Öğrencilerin, akademik ve idari personelin eğitim ve araştırma ihtiyacını karşılamak amacıyla üniversitede 6 kütüphane mevcuttur. Merkez kütüphane Türk Hava Yolları Kütüphanesi adıyla Topkapı Yerleşkesi’nde yer alıyor. Tüm yerleşkelerdeki tam donanımlı kütüphanelerde farklı dillerde toplam 90 bin kitap, 245 bin elektronik kitap, yüzlerce dergi, veri tabanı, günlük gazete ve film arşivi kullanıcılara sunuluyor. Kütüphanelerde ağırlıklı olarak Türkçe, İngilizce, Fransızca, Almanca, İtalyanca ve İspanyolca yayınlar mevcut. Kullanıcıların bilgi ihtiyaçlarını mümkün olan en kısa sürede ve en üst düzeyde karşılamak, eğitim-öğretim ve bilimsel araştırma-geliştirme faaliyetlerinin alt yapısını oluşturmak amacıyla kütüphanelere satın alma ve bağış yoluyla eserler kazandırılıyor. Üniversite bünyesinde koleksiyon eserler de bulunuyor. Kaynaklar açık raf sistemiyle kullanıma sunuluyor. Kaynakların ödünç verilmesi, kitap siparişi gibi hizmetler profesyonel bir kadro tarafından yönetiliyor. Kütüphaneler sınav dönemlerinde 7/24 hizmet veriyor.

Öğrenciler bilgisayar laboratuvarları ve kütüphanelerdeki bilgisayarlar aracılığıyla internetten yararlanıyor. Ayrıca tüm yerleşkelerdeki kablosuz ağ bağlantısıyla da her yerden internete erişim sağlanıyor. Öğrencilerin baskı ihtiyaçlarını karşılayacak fotokopi merkezleri de yerleşkelerde hizmet veriyor.

45 öğrenci kulübü var. Kültür, sanat, spor, bilim alanlarında faaliyet gösteren kulüplerde sempozyumlar, konferanslar düzenleniyor, sosyal sorumluluk projeleri geliştiriliyor, ilgi alanlarına yönelik kurslar açılıyor.

Üniversiteye bağlı öğrenci yurdu bulunmuyor. Üniversiteye şehir dışından gelen öğrencilere tanıtım günlerinde, üniversiteye yerleşen öğrencilere kayıt döneminde yurtlarla ilgili bilgilendirme yapılıyor ve öğrenciler kurumsal yapıya uygun yurtlara yönlendiriliyor.
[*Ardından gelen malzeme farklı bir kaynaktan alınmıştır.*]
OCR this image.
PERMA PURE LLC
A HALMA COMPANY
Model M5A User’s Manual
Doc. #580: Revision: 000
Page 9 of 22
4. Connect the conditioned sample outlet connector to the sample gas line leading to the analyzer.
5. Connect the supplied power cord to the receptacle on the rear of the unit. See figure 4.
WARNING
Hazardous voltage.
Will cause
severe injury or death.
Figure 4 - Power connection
Tüm yerleşkelerde yemekhane ve kantin mevcuttur. Yemekler temizlik ve hijyen kuralları gözetilerek gıda mühendisinin ve sağlık personelinin gözetiminde usta aşçılar tarafından pişiriliyor. Öğrenciler ücret karşılığında yemekhane ve kantinden yararlanabiliyor.

Üniversitemiz uluslararası denkliğe sahiptir. Tüm mezun öğrencilere aldıkları derslerin ve notlarının Avrupa Eğitim Sistemindeki karşılığını gösterir nitelikte Diploma Eki düzenlenmektedir.

Değişim programı süresi içinde öğrencinin üniversitedeki kaydı devam eder ve bu süre öğretim süresinden sayılır. Öğrencinin değişim programında aldığı derslerin intibakları, kayıtlı olduğu birimin yönetim kurulu kararı ile yapılır.

Uluslararası öğrencilerin kabulü, ilgili mevzuat hükümlerine göre yapılır. Hangi programlara yurt dışından öğrenci kabul edileceği, bunların kontenjanları, başvuru tarihleri ve ödeyecekleri ücretler Senato kararı ve Mütevelli Heyet onayı ile belirlenir. Detaylara iro.fsm.edu.tr/ adresinden ulaşılabilir.